Thursday, December 31, 2009

Can The Lakers Maintain This Level Of Complacency?

The Lakers have showed early on this season that their talent level is no fluke. At 25-6, they've got the best record in the league (yes, they've only played 11 road games, but it's still impressive), but, if you ask me, they still haven't completely hit their stride. I'd say their defense is much improved (of course it can get even better yet) compared to this point last year and their offense is very close, but needs to be executed a bit better before the second season begins. While all of that sounds great, I've noticed a real rise in the Lakers complacency of late.

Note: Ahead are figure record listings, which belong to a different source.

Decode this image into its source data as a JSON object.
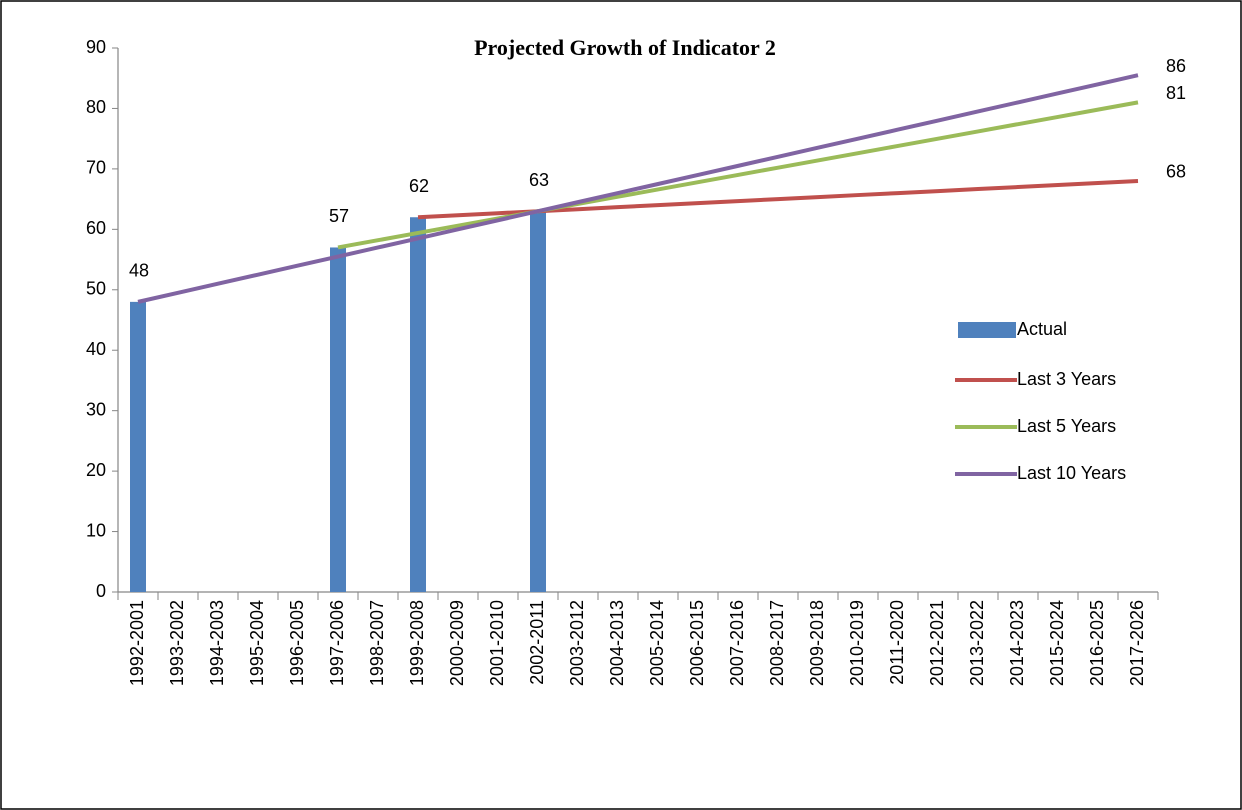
{
  "chart_data": {
    "type": "bar",
    "title": "Projected Growth of Indicator 2",
    "categories": [
      "1992-2001",
      "1993-2002",
      "1994-2003",
      "1995-2004",
      "1996-2005",
      "1997-2006",
      "1998-2007",
      "1999-2008",
      "2000-2009",
      "2001-2010",
      "2002-2011",
      "2003-2012",
      "2004-2013",
      "2005-2014",
      "2006-2015",
      "2007-2016",
      "2008-2017",
      "2009-2018",
      "2010-2019",
      "2011-2020",
      "2012-2021",
      "2013-2022",
      "2014-2023",
      "2015-2024",
      "2016-2025",
      "2017-2026"
    ],
    "series": [
      {
        "name": "Actual",
        "type": "bar",
        "color": "#4f81bd",
        "values": [
          48,
          null,
          null,
          null,
          null,
          57,
          null,
          62,
          null,
          null,
          63,
          null,
          null,
          null,
          null,
          null,
          null,
          null,
          null,
          null,
          null,
          null,
          null,
          null,
          null,
          null
        ]
      },
      {
        "name": "Last 3 Years",
        "type": "line",
        "color": "#c0504d",
        "values": [
          null,
          null,
          null,
          null,
          null,
          null,
          null,
          62,
          62.33,
          62.67,
          63,
          63.33,
          63.67,
          64,
          64.33,
          64.67,
          65,
          65.33,
          65.67,
          66,
          66.33,
          66.67,
          67,
          67.33,
          67.67,
          68
        ]
      },
      {
        "name": "Last 5 Years",
        "type": "line",
        "color": "#9bbb59",
        "values": [
          null,
          null,
          null,
          null,
          null,
          57,
          58.2,
          59.4,
          60.6,
          61.8,
          63,
          64.2,
          65.4,
          66.6,
          67.8,
          69,
          70.2,
          71.4,
          72.6,
          73.8,
          75,
          76.2,
          77.4,
          78.6,
          79.8,
          81
        ]
      },
      {
        "name": "Last 10 Years",
        "type": "line",
        "color": "#8064a2",
        "values": [
          48,
          49.5,
          51,
          52.5,
          54,
          55.5,
          57,
          58.5,
          60,
          61.5,
          63,
          64.5,
          66,
          67.5,
          69,
          70.5,
          72,
          73.5,
          75,
          76.5,
          78,
          79.5,
          81,
          82.5,
          84,
          85.5
        ],
        "value_labels": [
          null,
          null,
          null,
          null,
          null,
          null,
          null,
          null,
          null,
          null,
          null,
          null,
          null,
          null,
          null,
          null,
          null,
          null,
          null,
          null,
          null,
          null,
          null,
          null,
          null,
          "86"
        ]
      }
    ],
    "ylim": [
      0,
      90
    ],
    "yticks": [
      0,
      10,
      20,
      30,
      40,
      50,
      60,
      70,
      80,
      90
    ],
    "grid": false,
    "legend": "right"
  }
}
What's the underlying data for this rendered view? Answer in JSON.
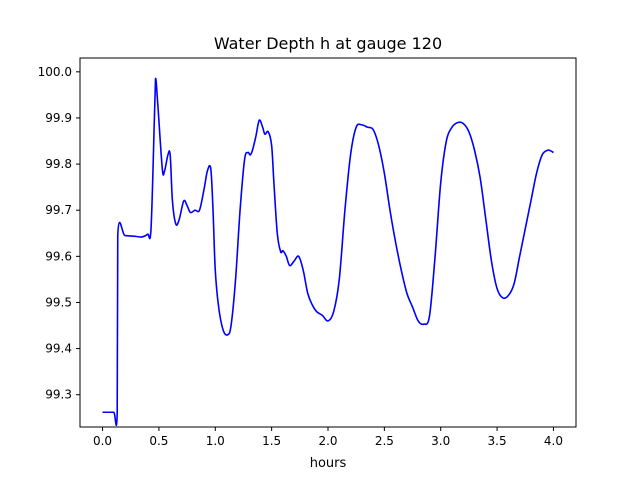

Take their last game against the Warriors for example. Kobe Bryant is a seasoned veteran, a legend, a special player with an amazing basketball IQ. He was frustrated with a non-foul call and got hit with a technical around the two minute mark in the fourth. The game was close at this point and even though the Lakers did pull it out eventually, things like this can't continue. While Kobe does have legit gripes at times, you can see that some of the calls he wants are not true fouls. They're, "I'm Kobe, call that," types of calls. I'm as big a Kobe fan as anybody, but if he wants to truly project maturity and a leadership role, he has to quite down a bit and complain only when it's needed (and in a kinder manner).

This goes for the whole Laker team, not just Kobe. The Lakers are second in the league in technicals with 43. They've played 31 games. That's about 1.4 T's per game. Phil Jackson knows that giving a free point away a game won't make beating the elite any easier. Nothing can be free, nothing can be easy. The Lakers have failed to cool down and let their game control the whistles instead of their mouths. That's not true title winning basketball. That's a factor that the opponents will key in on. They will find ways to irk the Lakers and that will lead to technicals. It must stop.

Since this is the same team that won it all last year (only one real change in Ron Artest), I'm confident that it will. But, one can't help but get mad that you've given up 43 possible free points. The goal is to give up nothing for free. Now the Lakers must set goals in order to make everything tough. Scoring needs to be as expensive as living in a five-star hotel all year, not a visit to Family Dollar. Got it, Lakers?